If and is not compact, then one can continue to a rational homomorphism defined by (i.e. inducing a homomorphism ).

{\ displaystyle k = \ mathbb {R}}

{\ displaystyle H (\ mathbb {R})}

{\ displaystyle \ pi}

{\ displaystyle G \ to H}

{\ displaystyle \ mathbb {R}}

{\ displaystyle G (\ mathbb {R}) \ to H (\ mathbb {R})}

If is, then either is compact, or can be continued to a rational homomorphism .
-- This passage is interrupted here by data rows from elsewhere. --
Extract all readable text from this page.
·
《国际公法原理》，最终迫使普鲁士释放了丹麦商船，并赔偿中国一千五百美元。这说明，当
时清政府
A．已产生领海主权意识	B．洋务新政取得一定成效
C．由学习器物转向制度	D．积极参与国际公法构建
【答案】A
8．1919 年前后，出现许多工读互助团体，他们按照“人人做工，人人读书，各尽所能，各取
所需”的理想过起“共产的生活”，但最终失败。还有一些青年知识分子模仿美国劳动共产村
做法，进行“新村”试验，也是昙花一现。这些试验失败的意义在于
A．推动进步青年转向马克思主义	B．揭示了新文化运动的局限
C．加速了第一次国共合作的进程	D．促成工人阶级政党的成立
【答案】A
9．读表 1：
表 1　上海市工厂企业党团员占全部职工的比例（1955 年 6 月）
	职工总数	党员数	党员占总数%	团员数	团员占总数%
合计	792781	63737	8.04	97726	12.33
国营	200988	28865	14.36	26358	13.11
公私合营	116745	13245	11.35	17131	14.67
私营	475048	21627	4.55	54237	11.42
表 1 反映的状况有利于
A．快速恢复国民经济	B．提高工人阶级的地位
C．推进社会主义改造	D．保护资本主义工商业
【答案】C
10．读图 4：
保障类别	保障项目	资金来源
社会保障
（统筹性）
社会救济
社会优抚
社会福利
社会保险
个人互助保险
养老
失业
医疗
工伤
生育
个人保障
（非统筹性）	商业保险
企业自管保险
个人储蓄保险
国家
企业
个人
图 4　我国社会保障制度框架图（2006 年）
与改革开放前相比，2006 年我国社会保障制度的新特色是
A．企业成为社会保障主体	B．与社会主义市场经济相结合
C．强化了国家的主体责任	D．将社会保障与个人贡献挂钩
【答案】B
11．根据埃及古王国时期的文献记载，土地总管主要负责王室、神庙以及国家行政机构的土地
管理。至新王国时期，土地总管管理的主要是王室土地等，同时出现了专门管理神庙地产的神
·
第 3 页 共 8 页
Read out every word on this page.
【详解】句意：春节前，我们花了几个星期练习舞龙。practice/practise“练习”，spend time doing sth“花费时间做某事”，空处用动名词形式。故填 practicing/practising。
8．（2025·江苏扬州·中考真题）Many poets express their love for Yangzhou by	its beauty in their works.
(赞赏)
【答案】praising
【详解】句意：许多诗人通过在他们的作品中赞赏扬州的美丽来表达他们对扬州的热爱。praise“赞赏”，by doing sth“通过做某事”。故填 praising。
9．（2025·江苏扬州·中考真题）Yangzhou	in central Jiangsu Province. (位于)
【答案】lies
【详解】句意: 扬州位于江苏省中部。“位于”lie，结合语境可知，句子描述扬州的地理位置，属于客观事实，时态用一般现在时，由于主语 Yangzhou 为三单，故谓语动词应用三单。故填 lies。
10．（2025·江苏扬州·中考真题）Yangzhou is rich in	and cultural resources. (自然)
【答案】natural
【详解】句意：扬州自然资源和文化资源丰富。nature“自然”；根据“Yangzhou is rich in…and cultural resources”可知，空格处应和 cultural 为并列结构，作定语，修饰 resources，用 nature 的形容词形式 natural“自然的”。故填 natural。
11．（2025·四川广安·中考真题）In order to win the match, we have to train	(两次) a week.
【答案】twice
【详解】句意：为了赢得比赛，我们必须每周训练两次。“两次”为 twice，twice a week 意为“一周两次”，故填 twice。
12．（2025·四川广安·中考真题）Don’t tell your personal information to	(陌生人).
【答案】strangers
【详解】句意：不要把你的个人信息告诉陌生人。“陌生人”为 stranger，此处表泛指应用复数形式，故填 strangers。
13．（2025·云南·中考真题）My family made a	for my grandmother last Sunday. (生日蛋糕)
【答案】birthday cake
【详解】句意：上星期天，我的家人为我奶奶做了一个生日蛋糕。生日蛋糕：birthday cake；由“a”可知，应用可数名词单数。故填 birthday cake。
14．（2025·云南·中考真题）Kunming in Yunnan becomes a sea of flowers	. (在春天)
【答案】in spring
{\ displaystyle k = \ mathbb {C}}

{\ displaystyle \ pi (\ Gamma)}

{\ displaystyle \ pi}

{\ displaystyle G \ to H}

If is totally disjointed , then is compact. ${\ displaystyle k}$ ${\ displaystyle \ pi (\ Gamma)}$

literature

Michael Gromow , Pierre Pansu : Rigidity of lattices: an introduction. Geometric topology: recent developments (Montecatini Terme, 1990), 39–137, Lecture Notes in Math., 1504, Springer, Berlin, 1991. Online (pdf)
GA Margulis : Discrete subgroups of semisimple lie groups. Results of mathematics and their border areas (3), 17. Springer-Verlag, Berlin, 1991. ISBN 3-540-12179-X

Web links

Individual evidence

↑ Dennis Johnson ; John Millson : Deformation spaces associated to compact hyperbolic manifolds. Discrete groups in geometry and analysis (New Haven, Conn., 1984), 48-106, Progr. Math., 67, Birkhäuser Boston, Boston, MA, 1987. online (pdf)
^ Theorem 5.6 in Margulis, op.cit.

[1] Dennis Johnson ; John Millson : Deformation spaces associated to compact hyperbolic manifolds. Discrete groups in geometry and analysis (New Haven, Conn., 1984), 48-106, Progr. Math., 67, Birkhäuser Boston, Boston, MA, 1987. online (pdf)

[2] Theorem 5.6 in Margulis, op.cit.